La scuola italiana cambierà: arriva la riforma finale

Ormai è certo: la scuota italiana cambierà. Proprio ieri, con 316 sì, 137 no e 1 astenuto, la Camera dei Deputati ha approvato la cosiddetta “Riforma del sistema nazionale di istruzione e formazione”. Ora, il disegno di legge passerà al Senato e successivamente tornerà alla Camera per il voto definitivo. Quest’ultimo dovrebbe avvenire entro metà giugno.

Ma come cambierà la scuola italiana?

I primi due articoli della Riforma puntano sulla valorizzazione dell’autonomia scolastica. Il Preside non avrà il ruolo di “passacarte” ma, come lo stesso Renzi ha spiegato, sarà un vero e proprio sceriffo. Sarà lui a gestire le risorse umane, finanziarie e tecnologiche dell’istituto scolastico.

Viene anche introdotto il Pof, ovvero il Piano triennale dell’offerta formativa: in sostanza, al suo interno deve essere spiegata la progettazione scolastica, ed extrascolatica, delle scuole nel corso del periodo.
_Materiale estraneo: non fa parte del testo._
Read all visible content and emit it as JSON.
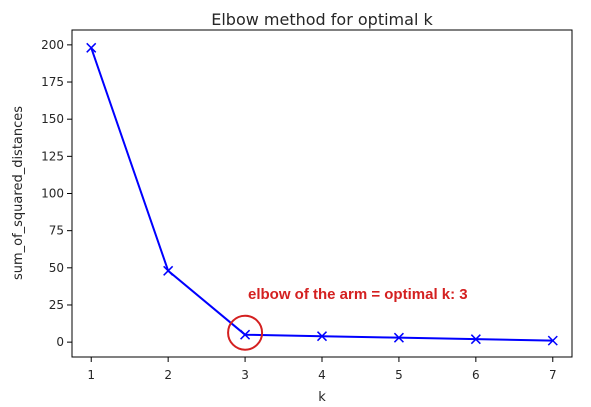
{
  "chart_data": {
    "type": "line",
    "title": "Elbow method for optimal k",
    "xlabel": "k",
    "ylabel": "sum_of_squared_distances",
    "x": [
      1,
      2,
      3,
      4,
      5,
      6,
      7
    ],
    "series": [
      {
        "values": [
          198,
          48,
          5,
          4,
          3,
          2,
          1
        ],
        "color": "#0000ff",
        "marker": "x"
      }
    ],
    "xlim": [
      0.75,
      7.25
    ],
    "ylim": [
      -10,
      210
    ],
    "xticks": [
      "1",
      "2",
      "3",
      "4",
      "5",
      "6",
      "7"
    ],
    "yticks": [
      "0",
      "25",
      "50",
      "75",
      "100",
      "125",
      "150",
      "175",
      "200"
    ],
    "grid": false,
    "annotation": {
      "text": "elbow of the arm  = optimal k: 3",
      "color": "#d42020",
      "highlight_x": 3,
      "highlight_y": 5
    }
  }
}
Le scuole, poi, potranno attivare (ovviamente in base alle risorse) insegnamenti che possano migliorare il curriculum sscolastico dello studente. Quest’ultimo, quindi, potrebbe personalizzare il proprio percorso formativo adattandolo alla propria vocazione.
E’ anche previsto un percorso di alternanza tra scuola e lavoro: negli istituto tecnici sono state fornite 400 ore, e 200 nei licei. Queste possono essere svolte durante la sospensione dalle attività scolatice (in estate o a Natale).
Il ministero ha anche stanziato 30 milioni di euro: questa cifra servirà a svecchiare i metodi didattici, incrementando i supporti tecologici.
Uno dei punti più attesi riguarda il Piano delle Assunzioni. Dal primo settembre, infatti, le graduatorie verranno quasi del tutto svuotate: l’obiettivo del Governo è di abbattere il precariato nella scuola, e di iniziare ad effettuare concorsi per reclutare gli insegnanti.

A questo proposito c’è una puntualizzazione: sono state previste circa 100 mila nuove assunzioni. I nuovi docenti, però, verranno inseriti negli albi territoriali dai quali i presidi attingeranno per reclutare il personale necessario.

Chi, invece, è risultato idoeno nel concorso del 2012 verrà assunto, ma solo a partire dall’anno scolastico 2016/2017. Inoltre, prima del 1 ottobre 2015 verranno banditi nuovi concorsi per la copertura di 60 mila posti di lavoro.

Infine, gli insegnanti avranno un budget personale pari a 500 euro all’anno: questa somma servirà per coprire l’acquisto di libri, manuali, o di biglietti teatrali.

La Riforma mette i puntini sulle “i” anche sul tema della sicurezza nelle scuole: i 36 mila plessi scolastici verranno resi più sicuri attraverso 4 miliardi di finanziamenti. Non solo: è prevista anche la costruzione delle cosiddette “scuole innovative” (una per regione).

Insomma, il mondo della scuola sta cambiando. I professori si adatteranno a questa evoluzione, oppure dovremmo attenderci scioperi improvvisi? Ciò che è certo è che le sigle sindacali hanno già previsto uno di essi, ma questo non intaccherà né gli scrutini né tanto meno gli esami di terza media, o di maturità.